I received 10 million of Mike's T cells on Friday, which were then boosted with a vaccine made from a protein (not my protein) and a white cell booster (GM-CSF--granulyte macrophage colony stimulating factor.) GM-CSF functions as a white blood cell growth factor. GM-CSF stimulates stem cells to produce granulocytes (neutrophils, eosinophils, and basophils) and monocytes. Monocytes mature into macrophages and are part of the immune/inflammatory cascade, by which activation of a small number of macrophages can rapidly lead to an increase in their numbers, a process crucial for fighting infection. (A T-cell is a type of infection-fighting white cell in the blood. Its normal role is to kill virus infected cells and some cancer cells. )

However the body doesn’t have enough T-cells to combat large cancerous tumours, and cancer cells often develop protective mechanisms to avoid them being recognized by the body as a disease. That's why they boosted these T cells with a vaccine and GM-CSF. I will not receive more of Mike's T cells for the time being, but I will receive the vaccine and GM-CSF shots at 4 and 8 week intervals.

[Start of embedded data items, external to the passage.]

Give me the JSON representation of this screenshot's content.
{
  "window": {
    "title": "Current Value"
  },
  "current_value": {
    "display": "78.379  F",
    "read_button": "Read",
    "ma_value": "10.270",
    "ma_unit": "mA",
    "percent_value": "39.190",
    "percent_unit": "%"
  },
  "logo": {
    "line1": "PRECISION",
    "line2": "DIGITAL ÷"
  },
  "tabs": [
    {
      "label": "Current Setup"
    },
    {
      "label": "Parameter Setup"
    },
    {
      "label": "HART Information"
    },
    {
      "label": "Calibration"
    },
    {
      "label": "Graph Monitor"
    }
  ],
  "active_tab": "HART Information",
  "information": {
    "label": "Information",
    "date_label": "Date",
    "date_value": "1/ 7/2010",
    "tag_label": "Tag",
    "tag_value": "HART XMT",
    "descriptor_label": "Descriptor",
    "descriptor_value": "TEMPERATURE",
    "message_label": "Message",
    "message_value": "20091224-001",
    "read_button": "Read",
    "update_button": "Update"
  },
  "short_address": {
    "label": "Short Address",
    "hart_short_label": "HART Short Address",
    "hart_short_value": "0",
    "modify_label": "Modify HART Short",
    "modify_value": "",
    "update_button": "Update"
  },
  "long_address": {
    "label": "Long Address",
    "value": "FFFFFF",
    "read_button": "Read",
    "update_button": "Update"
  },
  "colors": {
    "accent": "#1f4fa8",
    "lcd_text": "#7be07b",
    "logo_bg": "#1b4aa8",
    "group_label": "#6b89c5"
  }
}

This protocol is part of the clinical trial I am enrolled in. Because I'm the first one in the trial, the Gateway Foundation, which is funding the trial, is flying me to Chicago this coming week to talk to their Board of Directors about my disease and my participation in the trial. That should be interesting.

This clinical trial is a Big Deal at MDAnderson. Mike came into Houston on Wednesday for preliminary blood work before they harvested his cells on Friday. I was there starting Tuesday for the whole battery of tests. On Thursday they harvested cells from me purely to do further research on. Then on Friday, after Mike's cells were collected I returned to the clinic in the evening and received his cells, the vaccine and the GM-CSF. During that process we met the researcher who made the vaccine. A young guy who was quite excited to be a part of this project. Dr. Larry Kwak is the principal investigator in charge of this trial. Dr. Kwak has spent 20 years working on developing cancer vaccines. He is world renowned and everyone at MDA speaks of him with great respect.

Of course, Mike became quite well known in the apheresis (the drawing and separating of blood components) unit. Not sure why. Was it because he constantly referred to himself as "number one guinea pig?" Was it his mooing out loud after he was given a bovine substance with one of his meds? Was it a nurse running from him so he couldn't get a picture of them together? He is quite a character. But selfish he's not. He's made numerous trips to Houston over the past year to have his stem cells collected, to have blood work, to have various tests, to get shots, to have his T cells collected, and he's had to give himself shots at home. Similarly Susan's brother has been a godsend: opening his house to us for 4 months, driving us all over town and to and from the airport, keeping his refrigerator and cupboards full of food, having dinners waiting for us after long days at the hospital, bringing me my daily almond croissant at the hospital, getting us movies to watch at home and just taking care of us through some tough times. Yeh, we're pretty fond of our brothers.

So I guess we'll just let Mike's super charged T cells get to work in my blood. Will report back once we have info on the progress.